On Monday, February 23, the American artificial intelligence company Anthropic revealed that three Chinese companies had unlawfully leveraged its Claude chatbot to improve their own models. Anthropic also called for export controls on high-end AI chips.
Previously, the development company of another chatbot, ChatGPT, OpenAI, issued a memorandum warning that a Chinese AI company, DeepSeek, was targeting ChatGPT and Claude in an attempt to replicate American AI models for their own training purposes.
In a blog post on Wednesday, Anthropic specifically named three Chinese AI companies – DeepSeek, Moonshot, and MiniMax – accusing them of utilizing around 24,000 fake accounts to launch “industrial-grade distillation attacks” on Claude. These interactions numbered as high as 16 million, violating service terms and regional access restrictions.
Anthropic pointed out that these Chinese companies employed “distillation” techniques, where a stronger model outputs to train a weaker one. In essence, the Chinese AI companies were illicitly mining the modeling capabilities of their American competitors to save on research and development time and costs.
“These attack activities are continually increasing in strength and complexity. The time window for taking action is narrow, and the scope of threats goes far beyond any single company or region,” the statement said.

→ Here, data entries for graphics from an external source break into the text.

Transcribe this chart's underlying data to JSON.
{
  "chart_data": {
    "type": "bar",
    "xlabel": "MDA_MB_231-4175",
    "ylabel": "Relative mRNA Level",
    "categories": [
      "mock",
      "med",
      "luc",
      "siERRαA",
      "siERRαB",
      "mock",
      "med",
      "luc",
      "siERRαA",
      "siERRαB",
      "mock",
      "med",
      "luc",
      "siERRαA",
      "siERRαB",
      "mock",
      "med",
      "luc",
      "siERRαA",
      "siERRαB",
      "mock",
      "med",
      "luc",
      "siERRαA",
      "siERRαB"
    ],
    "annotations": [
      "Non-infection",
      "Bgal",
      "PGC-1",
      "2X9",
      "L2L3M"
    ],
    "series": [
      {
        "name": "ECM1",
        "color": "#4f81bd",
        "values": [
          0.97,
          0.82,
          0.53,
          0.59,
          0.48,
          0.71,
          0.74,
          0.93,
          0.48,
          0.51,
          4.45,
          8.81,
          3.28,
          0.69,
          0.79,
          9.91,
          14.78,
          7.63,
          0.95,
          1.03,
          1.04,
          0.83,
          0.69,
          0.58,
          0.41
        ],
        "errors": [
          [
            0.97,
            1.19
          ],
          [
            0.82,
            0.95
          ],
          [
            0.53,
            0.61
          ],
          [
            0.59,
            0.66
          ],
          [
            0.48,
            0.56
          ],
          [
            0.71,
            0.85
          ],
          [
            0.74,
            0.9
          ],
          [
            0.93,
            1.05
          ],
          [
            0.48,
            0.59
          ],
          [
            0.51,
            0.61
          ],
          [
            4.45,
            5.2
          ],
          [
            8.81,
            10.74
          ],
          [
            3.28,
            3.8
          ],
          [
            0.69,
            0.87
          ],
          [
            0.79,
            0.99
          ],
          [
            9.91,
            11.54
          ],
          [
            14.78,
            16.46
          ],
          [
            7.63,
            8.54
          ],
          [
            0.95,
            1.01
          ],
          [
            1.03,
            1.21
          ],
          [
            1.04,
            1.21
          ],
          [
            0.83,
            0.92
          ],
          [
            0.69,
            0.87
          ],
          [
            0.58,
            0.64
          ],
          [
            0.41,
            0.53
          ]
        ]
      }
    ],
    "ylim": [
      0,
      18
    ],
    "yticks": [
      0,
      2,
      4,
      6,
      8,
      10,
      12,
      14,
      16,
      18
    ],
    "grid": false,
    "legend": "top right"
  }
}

Anthropic warned that models distilled illegally by these Chinese companies lack essential security safeguards, posing significant national security risks.
The blog post stated, “Systems built by Anthropic and other American companies are intended to prevent both national and non-state actors from using AI to develop biological weapons or engage in malicious cyber activities.”
“Models constructed through illicit distillation are unlikely to retain these security safeguards, meaning that dangerous capabilities could rapidly spread in situations where many protective measures are entirely ineffective,” the post added.
Anthropic further elucidated the national security risks associated with the illegal distillation of AI in China. The article cautioned that if foreign laboratories could extract American technology models, they could incorporate these unprotected capabilities into military, intelligence, and surveillance systems, potentially allowing authoritarian governments to utilize advanced AI for network attacks, disinformation campaigns, and widespread monitoring.
“If these models were to be open-sourced, the risks would multiply as relevant capabilities could freely proliferate without any control by authoritarian governments,” the article stated.
Anthropic stated that, due to national security considerations, the company currently does not provide commercial access rights to affiliated companies within China and abroad. Some labs have obtained extensive access through commercial agent services and “resale APIs.”
These agents control a collection of accounts known as the “Hydra” cluster, simultaneously managing tens of thousands of accounts, injecting distilled traffic into normal customer requests, instantly replacing any sealed account with a new one.
The characteristics of distillation attacks are: massive, repetitive, concentrated on a few areas of prompt capabilities, rather than diverse usage scenarios.
Anthropic mentioned that they are continuously increasing investment in defensive measures to enhance the difficulty of implementing such data refinement attacks and improve identification difficulty.
Anthropic pointed out that DeepSeek’s illicit actions aimed to attack reasoning abilities across multiple tasks and create alternative solutions for sensitive policy inquiries that would evade scrutiny.
They revealed that DeepSeek requested Claude to generate uncensored alternatives for politically sensitive issues – such as questions about dissidents, political leaders, or authoritarianism – to train DeepSeek’s own model, steering dialogues away from scrutinized topics.
Meanwhile, Moonshot targeted reasoning and tool usage of intelligent entities, as well as encoding and data analysis.
MiniMax focused on attacking encoding, tool usage, and arrangement of intelligent entities. Before MiniMax released its model under training, Anthropic detected this attack operation.
Anthropic remarked that the timing of their release of the new model coincided with MiniMax’s attack activities, where they observed MiniMax rapidly adjusting strategies within 24 hours, redirecting nearly half of the traffic to the attack on Anthropic’s new model.
DeepSeek, Moonshot, and MiniMax did not immediately respond to requests for comments.
Anthropic raised $30 billion in its most recent round of funding, currently valuing the company at $380 billion.
The company stated that the distillation attacks by Chinese AI firms affirmed the necessity of the United States’ export controls on high-end chips to China, as distillation attacks themselves depend on advanced chips and significant computational power.
The blog post concluded, “Chip access restrictions can reduce both direct model training capabilities and the scope of inappropriate extractions.”